Cisco Support Community
Showing results for 
Search instead for 
Did you mean: 

Welcome to Cisco Support Community. We would love to have your feedback.

For an introduction to the new site, click here. If you'd prefer to explore, try our test area to get started. And see here for current known issues.

New Member

PIX, SSH and RSA public key authentication

I'd like to know if, in future versions of the pix firewall software , it will be possible to store RSA public keys on the pix flash memory, to authenticate clients connecting to it via ssh using RSA public key authentication instead of a password.

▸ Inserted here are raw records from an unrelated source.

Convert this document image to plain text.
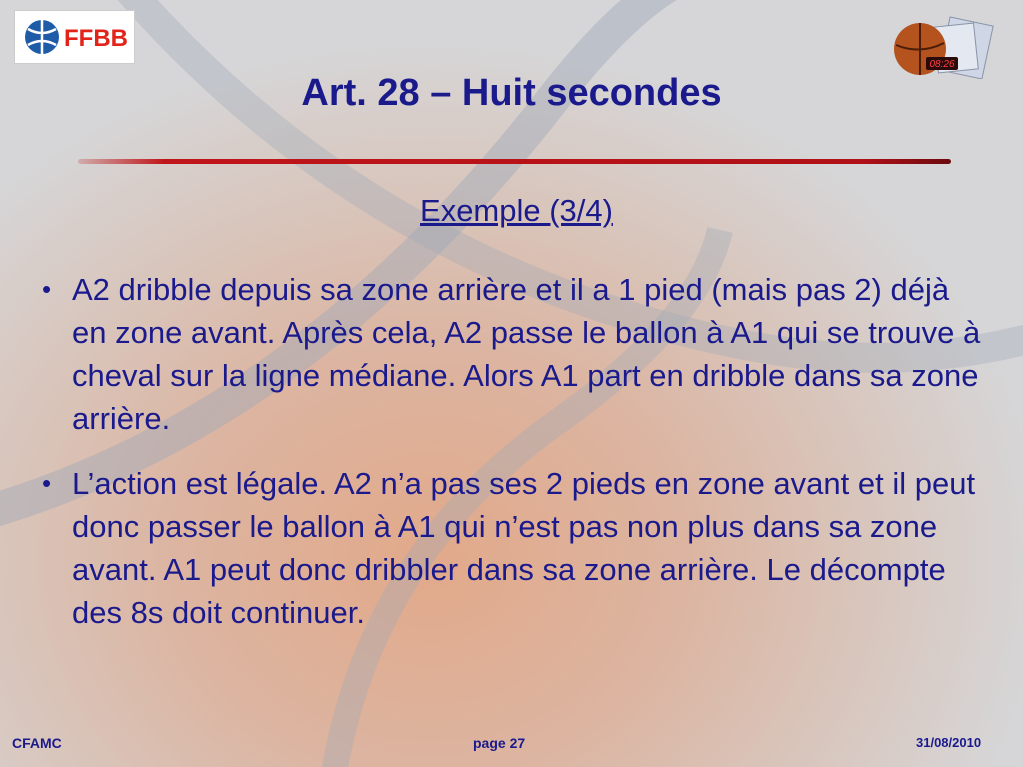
FFBB
08:26
Art. 28 – Huit secondes
Exemple (3/4)
• A2 dribble depuis sa zone arrière et il a 1 pied (mais pas 2) déjà en zone avant. Après cela, A2 passe le ballon à A1 qui se trouve à cheval sur la ligne médiane. Alors A1 part en dribble dans sa zone arrière.
• L’action est légale. A2 n’a pas ses 2 pieds en zone avant et il peut donc passer le ballon à A1 qui n’est pas non plus dans sa zone avant. A1 peut donc dribbler dans sa zone arrière. Le décompte des 8s doit continuer.
CFAMC	page 27	31/08/2010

Thanks for your attention.


Re: PIX, SSH and RSA public key authentication


Yes you can save the generated RSA key onto the PIX Flash memory. Use command, in config mode after you have generated your key with command: ca generate rsa key , remember that the bigger the key size the stronger the ssh connection. I prefer to use key size 2048. You'll need DES or 3DES activated on your PIX.

> ca save all

You can view your generated RSA key by issuing command: sho ca mypubkey rsa

Hope this helps, Jay.

New Member

Re: PIX, SSH and RSA public key authentication


what I'd like to do is to put the public key of my pc on the pix flash memory, so it could authenticate me by checking that I own the corresponding secret key; such a thing is possible on any other ssh server, and it would be very handy feature to have on the pix firewall, too.